As a consequence, internal competition between individuals, business units and divisions was taken far more seriously than competition between IBM and its rivals in the market place.
This is no place to list all the initiatives that Gerstner took to change the corporate culture but I must make mention of his work on “Leadership Competencies”. After initially drawing up a list of11 competencies under the three headings of “Focus to win”, “Mobilise to execute” and “Sustain momentum”, he felt that after a couple of years momentum was stalling. Too many IBMers paid lip service to the “New Blue” but continued to work as if they were still in the old IBM.
So Gerstner did two things. First, he reduced the competencies to just three – Win, Execute, Team. Each was given a specific meaning.

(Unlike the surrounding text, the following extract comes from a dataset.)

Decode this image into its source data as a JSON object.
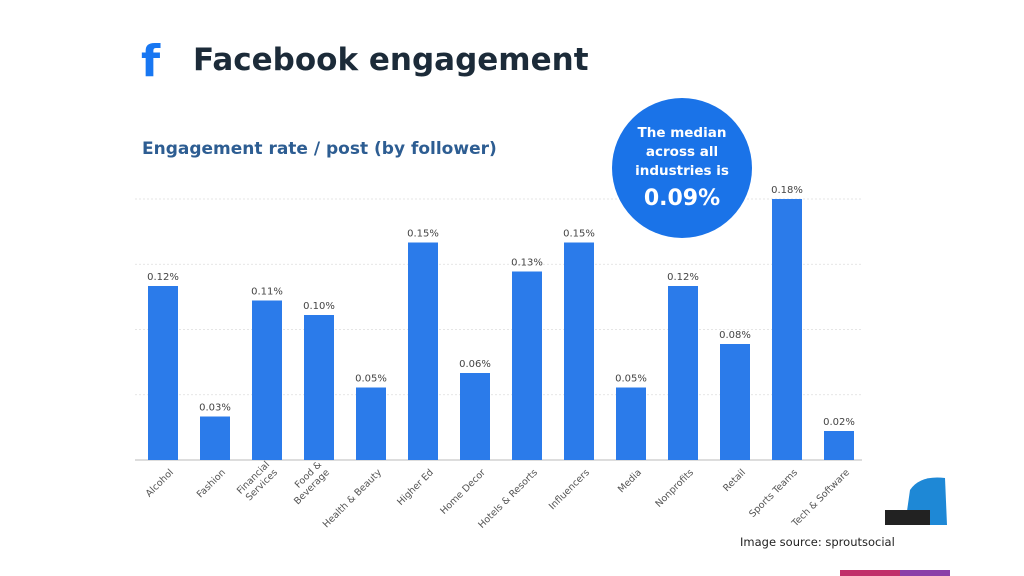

- Win - business is a competitive activity
There are winners and losers. In the new IBM, there is no place for anyone who lacks zeal for the contest. Most crucially, the opponent is in the market place, not within IBM. Competing in the marketplace is the driving criterion for all of our actions and all of our behaviour
- Execute - this is all about speed and discipline
There would be no more of the obsessive perfectionism that caused IBM to miss market opportunities and let others capitalise on IBM’s discoveries. No more studying things to death. In the new IBM, successful people would commit to getting things done – fast and effectively.
- Team
Tthis was a commitment to acting as one IBM, to teamwork between individuals, between workgroups, between divisions – plain and simple.
The second thing he did was to integrate Win, Execute, Team into the new Performance Management System. Each year, IBMers had to make three Personal Business Commitments related to Win, Execute and Team and then list the actions that they were going to take to fulfil the commitments. Performance against those commitments was a key determinant of merit and variable pay. As Gerstner says several times in the book, people do what you inspect not what you expect.
Gerstner is one of those rare CEO’s who possessed the capacity to not only save a company from bankruptcy but to rebuild it so it surpassed its former glory. Perhaps the best measure of IBM’s performance over the years of his tenure is the share price that rose from $12.72 in March 1993 to $120.96 in December 2001. For the greater part, the transformation is straight from the textbook but like a reforming CEO that I once worked for, Gerstner understood the impact that small actions have in reinforcing the message that – like it or not – things are going to change.
Part of the culture of the old IBM was the obsessive use of overheads when making internal presentations. At one of Gerstner’s first meetings on the state of the computer hardware business, the speaker was on his second overhead when Gerstner got up and quietly switched off the projector and, after a pause, said “let’s just talk about your business”.
By the end of that day, there were not too many IBM executives around the world that had not heard the story. “Talk about consternation! It was as if the President of the United States had banned the use of English at White House meetings,” Gerstner recalled.
Most IBMers welcomed the new culture of Win, Execute and Team. However, there were a significant number of executives who, whilst they recognised the crisis that faced IBM and supported, reluctantly in some cases, the strategies devised to re-establish IBM’s reputation and profitability, could not stomach the organisational and cultural reforms. They left the Company.
There’s a message there. Try to win people over to change but if they do not demonstrate their conversion through their actions and performance, don’t keep them. The damage that a few people can do to a change program through a campaign of passive and covert resistance is enormous.
Win, Execute, Team. Could you use it in your company?